Nos Estados Unidos, o vice-presidente Elon Musk, espécie nunca vista de multimilionário autocrata, tem o pior discurso de que há memória para o multilateralismo e o comércio global, desde a Segunda Guerra Mundial. A Europa vacila entre governos que resistem na defesa da democracia liberal; e outros que cedem ao nacionalismo protecionista. E vai ter de assumir despesas antes impensáveis na construção de uma estratégia de defesa menos dependente da NATO e do dólar militar. É caso para dizer: volta Merkel, estás perdoada. Quando a antiga chanceler alemã explicou que o futuro estava a Oriente, porque com Tump em Washington não era possível o projeto europeu, teve razão antes do tempo. Não previu a guerra na Ucrânia; por isso foi mais tarde vilipendiada. Mas ninguém podia prever que o regresso de Trump seria ainda pior, entregue a uma oligarquia digital que não quer saber do Estado; muito menos da relação entre eles.

Há muito que defendo que, mais cedo ou mais tarde, a Europa teria de reavaliar a sua relação com a China.
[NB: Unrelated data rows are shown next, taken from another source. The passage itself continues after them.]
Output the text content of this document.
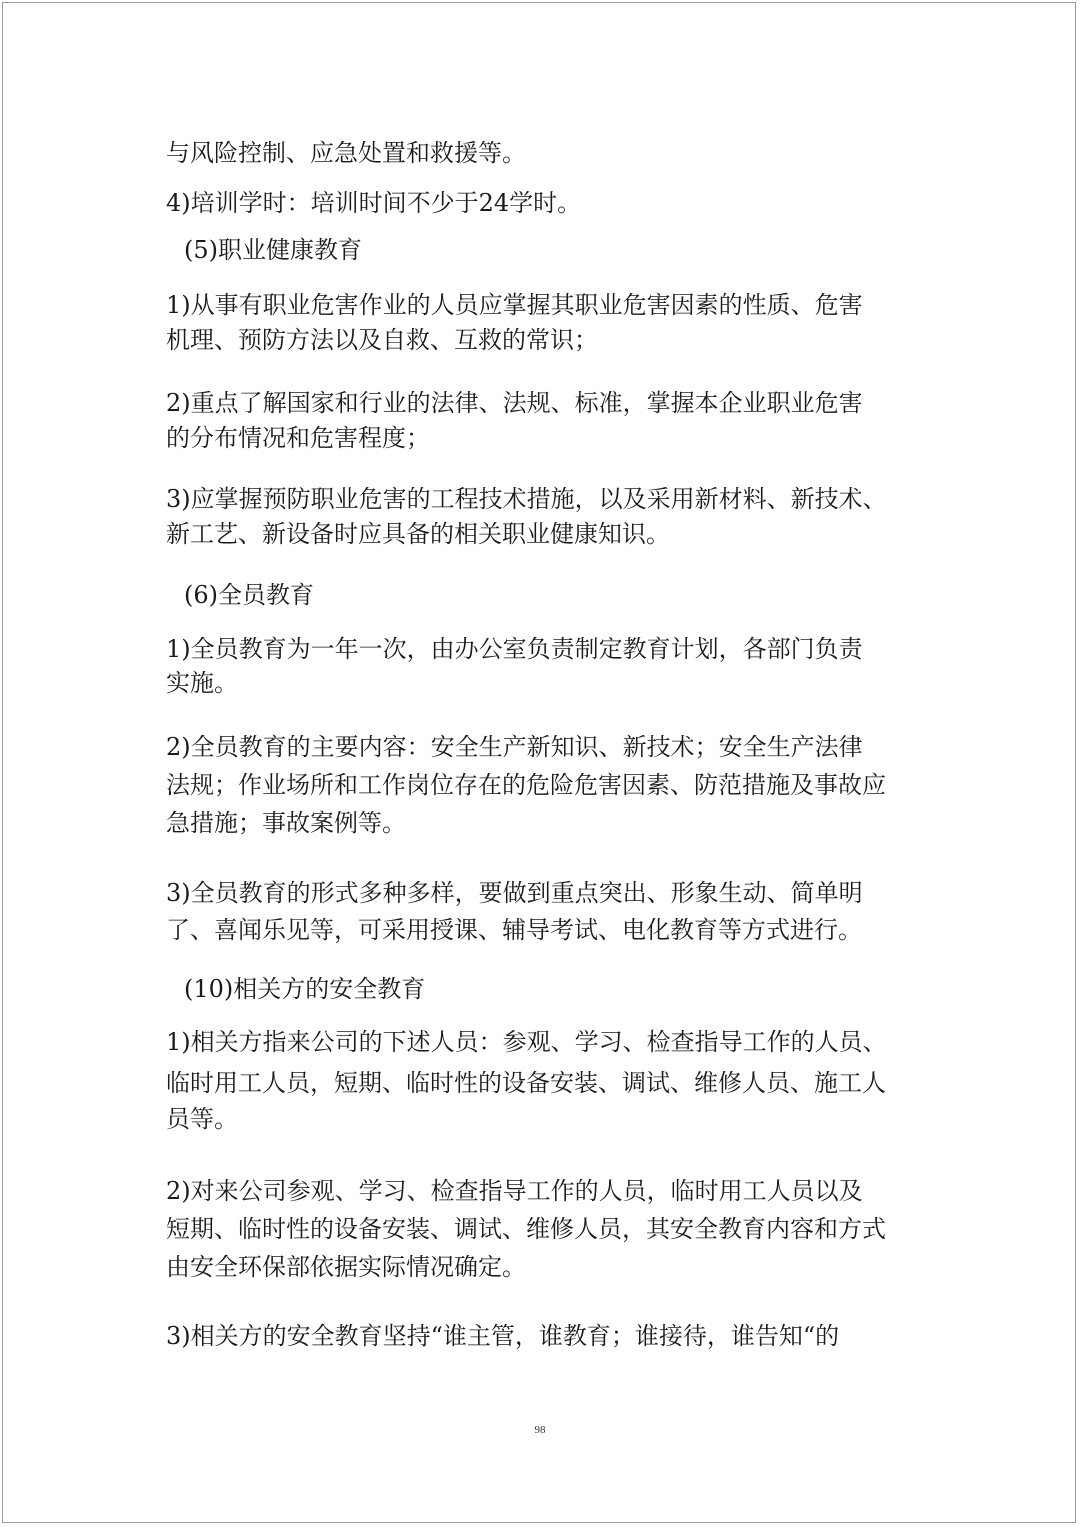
与风险控制、应急处置和救援等。
4)培训学时：培训时间不少于24学时。
(5)职业健康教育
1)从事有职业危害作业的人员应掌握其职业危害因素的性质、危害
机理、预防方法以及自救、互救的常识；
2)重点了解国家和行业的法律、法规、标准，掌握本企业职业危害
的分布情况和危害程度；
3)应掌握预防职业危害的工程技术措施，以及采用新材料、新技术、
新工艺、新设备时应具备的相关职业健康知识。
(6)全员教育
1)全员教育为一年一次，由办公室负责制定教育计划，各部门负责
实施。
2)全员教育的主要内容：安全生产新知识、新技术；安全生产法律
法规；作业场所和工作岗位存在的危险危害因素、防范措施及事故应
急措施；事故案例等。
3)全员教育的形式多种多样，要做到重点突出、形象生动、简单明
了、喜闻乐见等，可采用授课、辅导考试、电化教育等方式进行。
(10)相关方的安全教育
1)相关方指来公司的下述人员：参观、学习、检查指导工作的人员、
临时用工人员，短期、临时性的设备安装、调试、维修人员、施工人
员等。
2)对来公司参观、学习、检查指导工作的人员，临时用工人员以及
短期、临时性的设备安装、调试、维修人员，其安全教育内容和方式
由安全环保部依据实际情况确定。
3)相关方的安全教育坚持“谁主管，谁教育；谁接待，谁告知“的
98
E este é o momento. A China precisa, mas a Europa também; não há tempo para revanches, mas sim para a reconciliação. O mundo não pode ser refém da dupla Trump-Musk, e do seu projeto de falência do Estado Nação, que terá na Europa os seus alvos principais. O maior produtor do mundo, e o maior mercado consumidor, têm um interesse comum: combater a loucura venal à solta em Washington. Bruxelas e Pequim defendem regimes diferentes e têm visões muito próprias do mundo – é certo – mas certamente percebem que deixar à solta o império messiânico é cair de joelhos num terreno que não interessa a ninguém.